Juna ingin meminta maaf atas penghakiman dangkalnya, tapi akan terlalu aneh bagi mereka berdua. Lebih baik dia menyimpannya saja.

“Maaf jika lancang, apakah Anda memakai topeng untuk menutupi luka bakar?” Wanita itu bertanya hati-hati, terdengar takut menyinggung Juna. Sayangnya Juna selalu tersinggung jika menyangkut lukanya.

“Untuk menutupi kebodohan, begitu seseorang pernah menyebutnya.” Arjuna mulai mengambil langkah, ingin segera pergi, tidak ingin mengorek luka hatinya sendiri.

“Saya pernah membaca berita, pemilik Hero Publisher, penerbit buku Persona, masuk ke dalam kobaran api untuk menyelamatkan pegawainya.”

Langkah lelaki itu terhenti, tapi rahang dan genggaman tangannya merapat. Dia ingat artikel yang ditulis seorang wartawan dua minggu setelah kebakaran naas itu.
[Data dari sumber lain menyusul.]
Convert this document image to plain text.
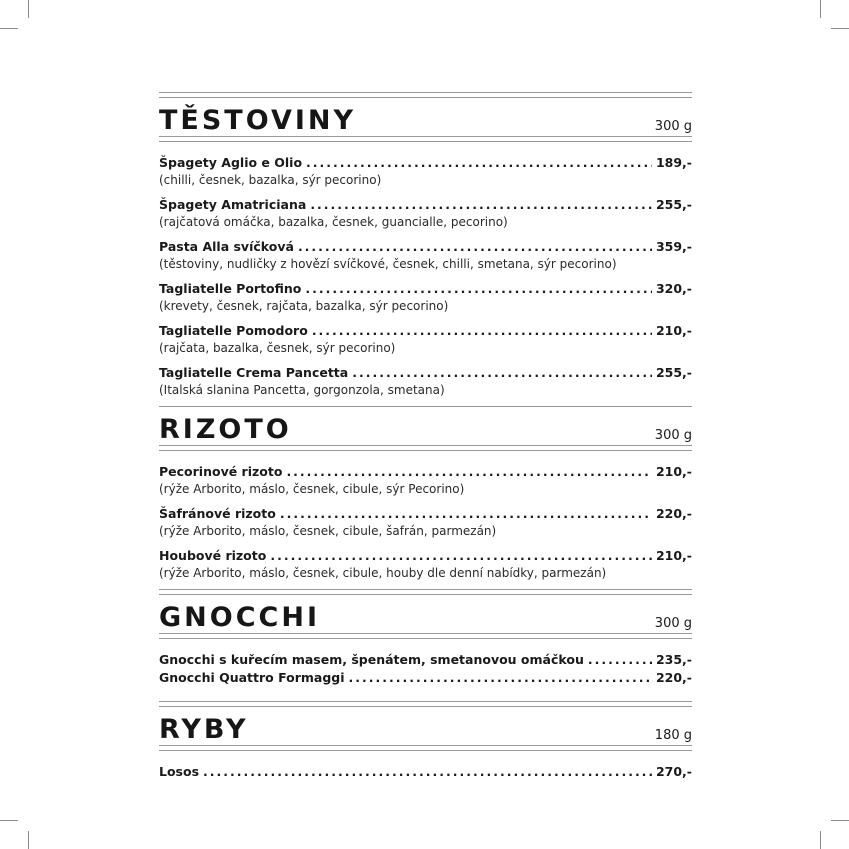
TĚSTOVINY	300 g
Špagety Aglio e Olio .....	189,-
(chilli, česnek, bazalka, sýr pecorino)
Špagety Amatriciana .....	255,-
(rajčatová omáčka, bazalka, česnek, guancialle, pecorino)
Pasta Alla svíčková .....	359,-
(těstoviny, nudličky z hovězí svíčkové, česnek, chilli, smetana, sýr pecorino)
Tagliatelle Portofino .....	320,-
(krevety, česnek, rajčata, bazalka, sýr pecorino)
Tagliatelle Pomodoro .....	210,-
(rajčata, bazalka, česnek, sýr pecorino)
Tagliatelle Crema Pancetta .....	255,-
(Italská slanina Pancetta, gorgonzola, smetana)
RIZOTO	300 g
Pecorinové rizoto .....	210,-
(rýže Arborito, máslo, česnek, cibule, sýr Pecorino)
Šafránové rizoto .....	220,-
(rýže Arborito, máslo, česnek, cibule, šafrán, parmezán)
Houbové rizoto .....	210,-
(rýže Arborito, máslo, česnek, cibule, houby dle denní nabídky, parmezán)
GNOCCHI	300 g
Gnocchi s kuřecím masem, špenátem, smetanovou omáčkou .....	235,-
Gnocchi Quattro Formaggi .....	220,-
RYBY	180 g
Losos .....	270,-
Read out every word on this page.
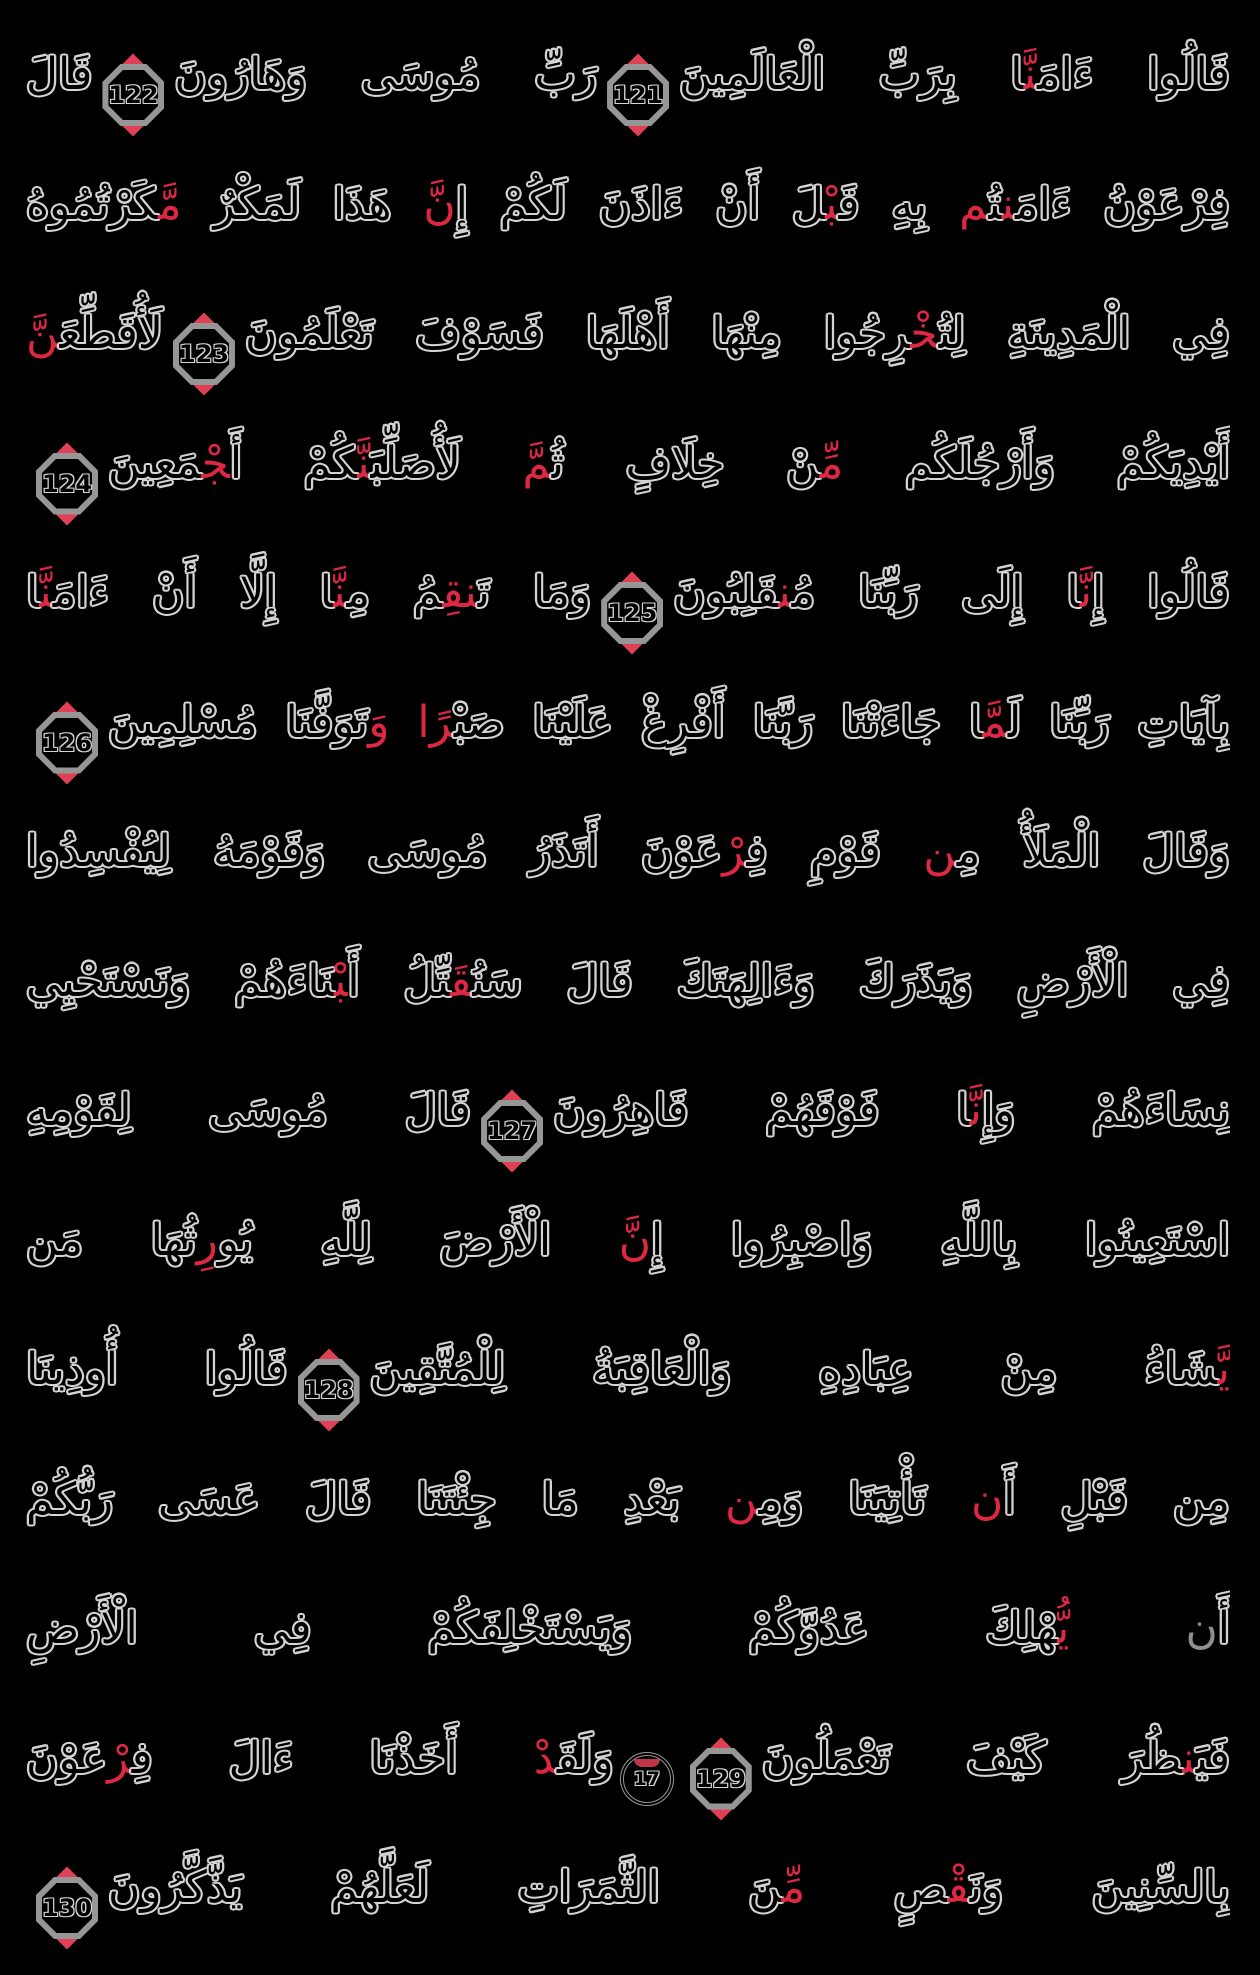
قَالُوا ءَامَ‍‍نَّ‍‍ا بِرَبِّ الْعَالَمِينَ
121
رَبِّ مُوسَى وَهَارُونَ
122
قَالَ
فِرْعَوْنُ ءَامَ‍‍ن‍‍تُ‍‍م بِهِ قَ‍‍بْ‍‍لَ أَنْ ءَاذَنَ لَكُمْ إِنَّ هَذَا لَمَكْرٌ مَّ‍‍كَرْتُمُوهُ
فِي الْمَدِينَةِ لِتُ‍‍خْ‍‍رِجُوا مِنْهَا أَهْلَهَا فَسَوْفَ تَعْلَمُونَ
123
لَأُقَطِّعَ‍‍نَّ
أَيْدِيَكُمْ وَأَرْجُلَكُم مِّ‍‍نْ خِلَافٍ ثُ‍‍مَّ لَأُصَلِّبَ‍‍نَّ‍‍كُمْ أَ‍‍جْ‍‍مَعِينَ
124
قَالُوا إِنَّ‍‍ا إِلَى رَبِّنَا مُ‍‍ن‍‍قَلِبُونَ
125
وَمَا تَ‍‍نقِ‍‍مُ مِ‍‍نَّ‍‍ا إِلَّا أَنْ ءَامَ‍‍نَّ‍‍ا
بِآيَاتِ رَبِّنَا لَ‍‍مَّ‍‍ا جَاءَتْنَا رَبَّنَا أَفْرِغْ عَلَيْنَا صَبْ‍‍رًا وَتَوَفَّنَا مُسْلِمِينَ
126
وَقَالَ الْمَلَأُ مِ‍‍ن قَوْمِ فِ‍‍رْعَوْنَ أَتَذَرُ مُوسَى وَقَوْمَهُ لِيُفْسِدُوا
فِي الْأَرْضِ وَيَذَرَكَ وَءَالِهَتَكَ قَالَ سَنُ‍‍قَ‍‍تِّلُ أَ‍‍بْ‍‍نَاءَهُمْ وَنَسْتَحْيِي
نِسَاءَهُمْ وَإِنَّ‍‍ا فَوْقَهُمْ قَاهِرُونَ
127
قَالَ مُوسَى لِقَوْمِهِ
اسْتَعِينُوا بِاللَّهِ وَاصْبِرُوا إِنَّ الْأَرْضَ لِلَّهِ يُورِثُهَا مَن
يَّ‍‍شَاءُ مِنْ عِبَادِهِ وَالْعَاقِبَةُ لِلْمُتَّقِينَ
128
قَالُوا أُوذِينَا
مِن قَبْلِ أَن تَأْتِيَنَا وَمِ‍‍ن بَعْدِ مَا جِئْتَنَا قَالَ عَسَى رَبُّكُمْ
أَن يُّ‍‍هْلِكَ عَدُوَّكُمْ وَيَسْتَخْلِفَكُمْ فِي الْأَرْضِ
فَيَ‍‍ن‍‍ظُرَ كَيْفَ تَعْمَلُونَ
129
17
وَلَقَ‍‍دْ أَخَذْنَا ءَالَ فِ‍‍رْعَوْنَ
بِالسِّنِينَ وَنَ‍‍قْ‍‍صٍ مِّ‍‍نَ الثَّمَرَاتِ لَعَلَّهُمْ يَذَّكَّرُونَ
130
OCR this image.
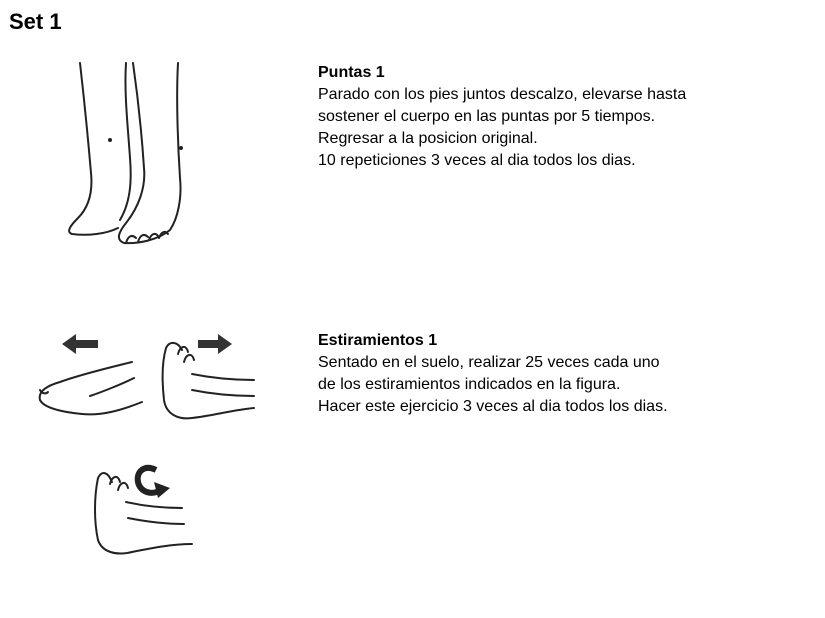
Set 1

Puntas 1

Parado con los pies juntos descalzo, elevarse hasta

sostener el cuerpo en las puntas por 5 tiempos.

Regresar a la posicion original.

10 repeticiones 3 veces al dia todos los dias.

Estiramientos 1

Sentado en el suelo, realizar 25 veces cada uno

de los estiramientos indicados en la figura.

Hacer este ejercicio 3 veces al dia todos los dias.
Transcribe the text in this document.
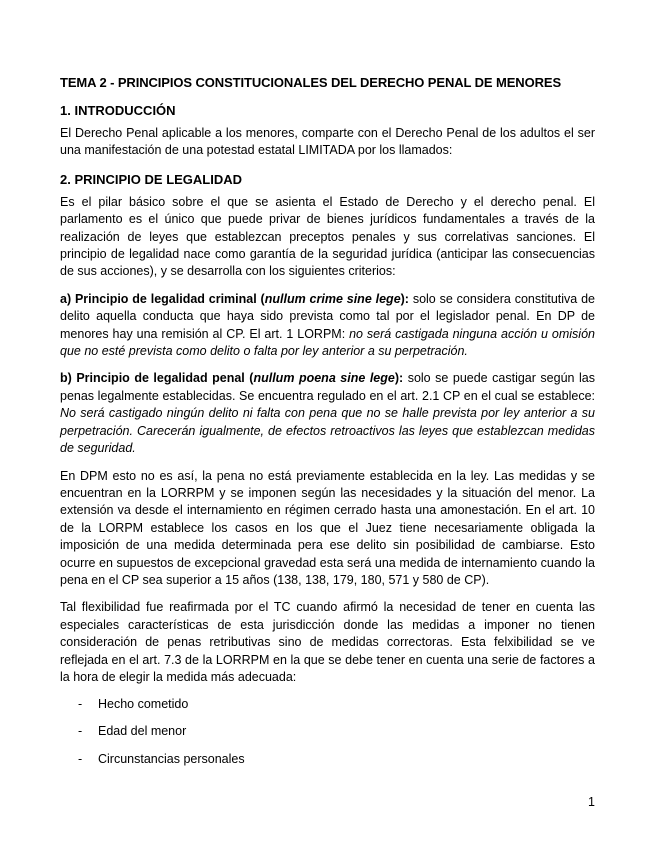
TEMA 2 - PRINCIPIOS CONSTITUCIONALES DEL DERECHO PENAL DE MENORES
1. INTRODUCCIÓN

El Derecho Penal aplicable a los menores, comparte con el Derecho Penal de los adultos el ser una manifestación de una potestad estatal LIMITADA por los llamados:

2. PRINCIPIO DE LEGALIDAD

Es el pilar básico sobre el que se asienta el Estado de Derecho y el derecho penal. El parlamento es el único que puede privar de bienes jurídicos fundamentales a través de la realización de leyes que establezcan preceptos penales y sus correlativas sanciones. El principio de legalidad nace como garantía de la seguridad jurídica (anticipar las consecuencias de sus acciones), y se desarrolla con los siguientes criterios:

a) Principio de legalidad criminal (nullum crime sine lege): solo se considera constitutiva de delito aquella conducta que haya sido prevista como tal por el legislador penal. En DP de menores hay una remisión al CP. El art. 1 LORPM: no será castigada ninguna acción u omisión que no esté prevista como delito o falta por ley anterior a su perpetración.

b) Principio de legalidad penal (nullum poena sine lege): solo se puede castigar según las penas legalmente establecidas. Se encuentra regulado en el art. 2.1 CP en el cual se establece: No será castigado ningún delito ni falta con pena que no se halle prevista por ley anterior a su perpetración. Carecerán igualmente, de efectos retroactivos las leyes que establezcan medidas de seguridad.

En DPM esto no es así, la pena no está previamente establecida en la ley. Las medidas y se encuentran en la LORRPM y se imponen según las necesidades y la situación del menor. La extensión va desde el internamiento en régimen cerrado hasta una amonestación. En el art. 10 de la LORPM establece los casos en los que el Juez tiene necesariamente obligada la imposición de una medida determinada pera ese delito sin posibilidad de cambiarse. Esto ocurre en supuestos de excepcional gravedad esta será una medida de internamiento cuando la pena en el CP sea superior a 15 años (138, 138, 179, 180, 571 y 580 de CP).

Tal flexibilidad fue reafirmada por el TC cuando afirmó la necesidad de tener en cuenta las especiales características de esta jurisdicción donde las medidas a imponer no tienen consideración de penas retributivas sino de medidas correctoras. Esta felxibilidad se ve reflejada en el art. 7.3 de la LORRPM en la que se debe tener en cuenta una serie de factores a la hora de elegir la medida más adecuada:

- Hecho cometido
- Edad del menor
- Circunstancias personales
1
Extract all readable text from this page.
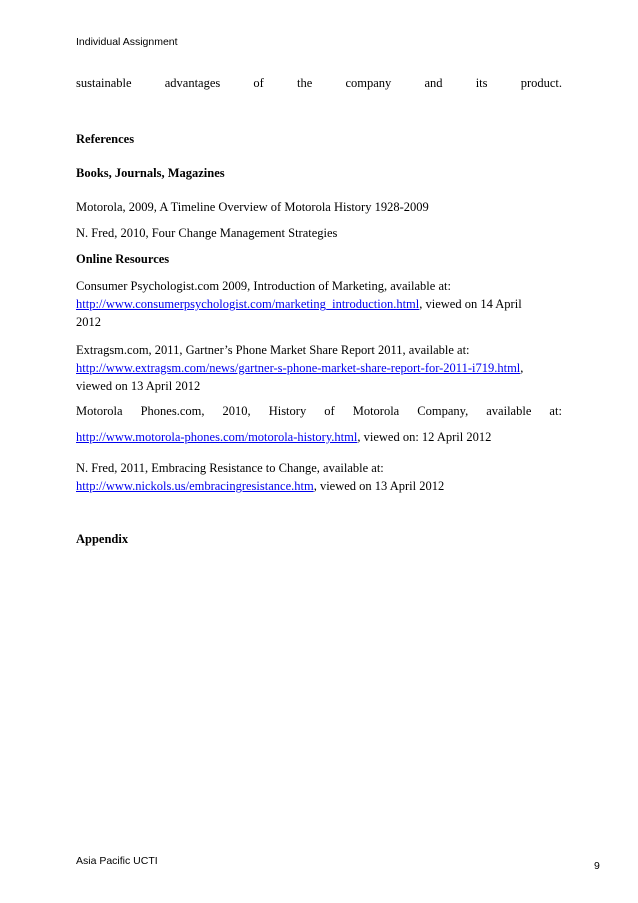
Individual Assignment
sustainable	advantages	of	the	company	and	its	product.
References
Books, Journals, Magazines
Motorola, 2009, A Timeline Overview of Motorola History 1928-2009
N. Fred, 2010, Four Change Management Strategies
Online Resources
Consumer Psychologist.com 2009, Introduction of Marketing, available at:
http://www.consumerpsychologist.com/marketing_introduction.html, viewed on 14 April
2012
Extragsm.com, 2011, Gartner’s Phone Market Share Report 2011, available at:
http://www.extragsm.com/news/gartner-s-phone-market-share-report-for-2011-i719.html,
viewed on 13 April 2012
Motorola Phones.com, 2010, History of Motorola Company, available at:
http://www.motorola-phones.com/motorola-history.html, viewed on: 12 April 2012
N. Fred, 2011, Embracing Resistance to Change, available at:
http://www.nickols.us/embracingresistance.htm, viewed on 13 April 2012
Appendix
Asia Pacific UCTI	9
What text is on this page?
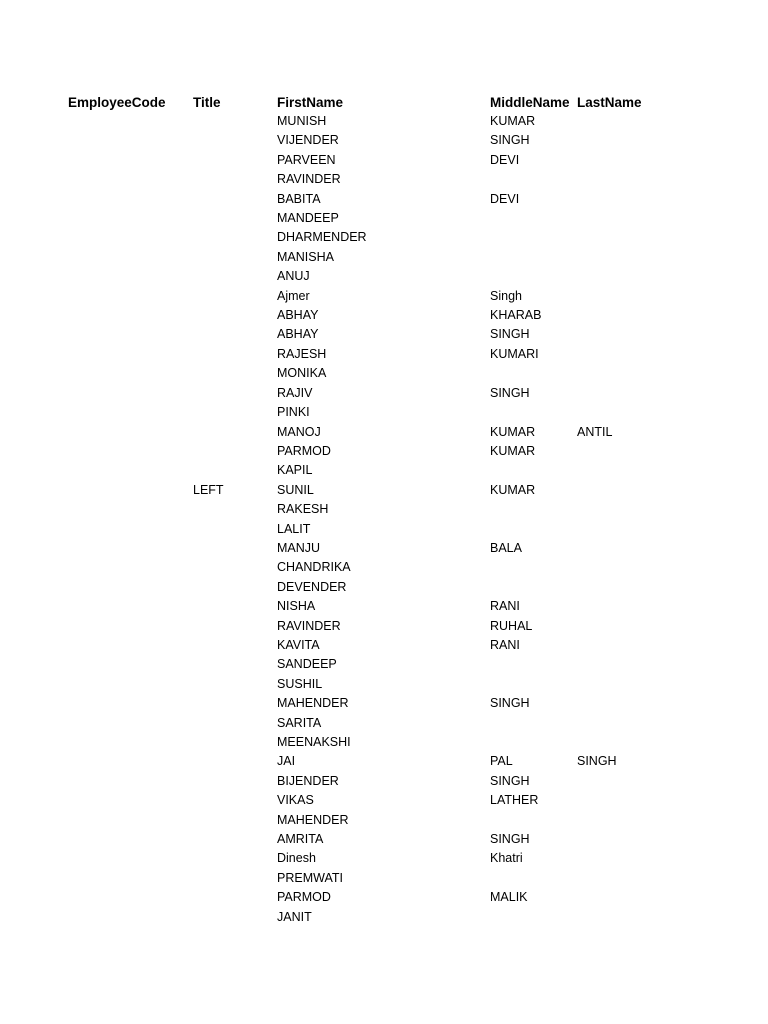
EmployeeCode	Title	FirstName	MiddleName	LastName
		MUNISH	KUMAR	
		VIJENDER	SINGH	
		PARVEEN	DEVI	
		RAVINDER		
		BABITA	DEVI	
		MANDEEP		
		DHARMENDER		
		MANISHA		
		ANUJ		
		Ajmer	Singh	
		ABHAY	KHARAB	
		ABHAY	SINGH	
		RAJESH	KUMARI	
		MONIKA		
		RAJIV	SINGH	
		PINKI		
		MANOJ	KUMAR	ANTIL
		PARMOD	KUMAR	
		KAPIL		
	LEFT	SUNIL	KUMAR	
		RAKESH		
		LALIT		
		MANJU	BALA	
		CHANDRIKA		
		DEVENDER		
		NISHA	RANI	
		RAVINDER	RUHAL	
		KAVITA	RANI	
		SANDEEP		
		SUSHIL		
		MAHENDER	SINGH	
		SARITA		
		MEENAKSHI		
		JAI	PAL	SINGH
		BIJENDER	SINGH	
		VIKAS	LATHER	
		MAHENDER		
		AMRITA	SINGH	
		Dinesh	Khatri	
		PREMWATI		
		PARMOD	MALIK	
		JANIT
Artikel yang dia harapkan tidak pernah terbit.

“Saya penggemar Anda, saya sempat bertanya ke penerbitan tentang Anda, tapi tidak ada yang memberi jawaban tentang identitas Anda. Mereka bilang, mereka tidak diijinkan untuk bicara. Kini setelah bertemu langsung, saya hanya menebak-nebak.”

“Kalau pun tebakan Anda benar, apa yang akan Anda lakukan?” tanya Juna sinis. Sinisme telah menjadi salah satu alatnya untuk melindungi diri, ketika tidak ingin dikasihani.

“Jika seseorang itu menyebutnya kebodohan, Anda sendiri menyebutnya apa?” Pertanyaan dibalas pertanyaan. Biasanya Juna akan menghindar, tapi setelah melihat bagaimana wajah cantik itu berubah keras atas penghakiman fisik, lelaki ini ingin lebih menunjukkan diri.

“Tanggung jawab,” jawab Arjuna yakin. Semua yang terjadi malam itu adalah tanggungjawabnya, meskipun bukan dia penyebabnya. Jika sampai ada orang yang terluka di bawah pimpinannya, maka dialah yang bertanggungjawab.

Lawan bicaranya berkata lantang. “Anda tidak perlu menutupinya dengan apa pun.”

Arjuna tidak pernah merasa memerlukan kalimat penghiburan atas tindakannya terjun dalam bara. Namun, kalimat kedua yang diucapkan perempuan bermata kelam itu, seperti cahaya pertama yang dia lihat dalam langit hitam.

“Saya menyebutnya kebaikan hati, keberanian, pengorbanan, dan kepahlawanan.”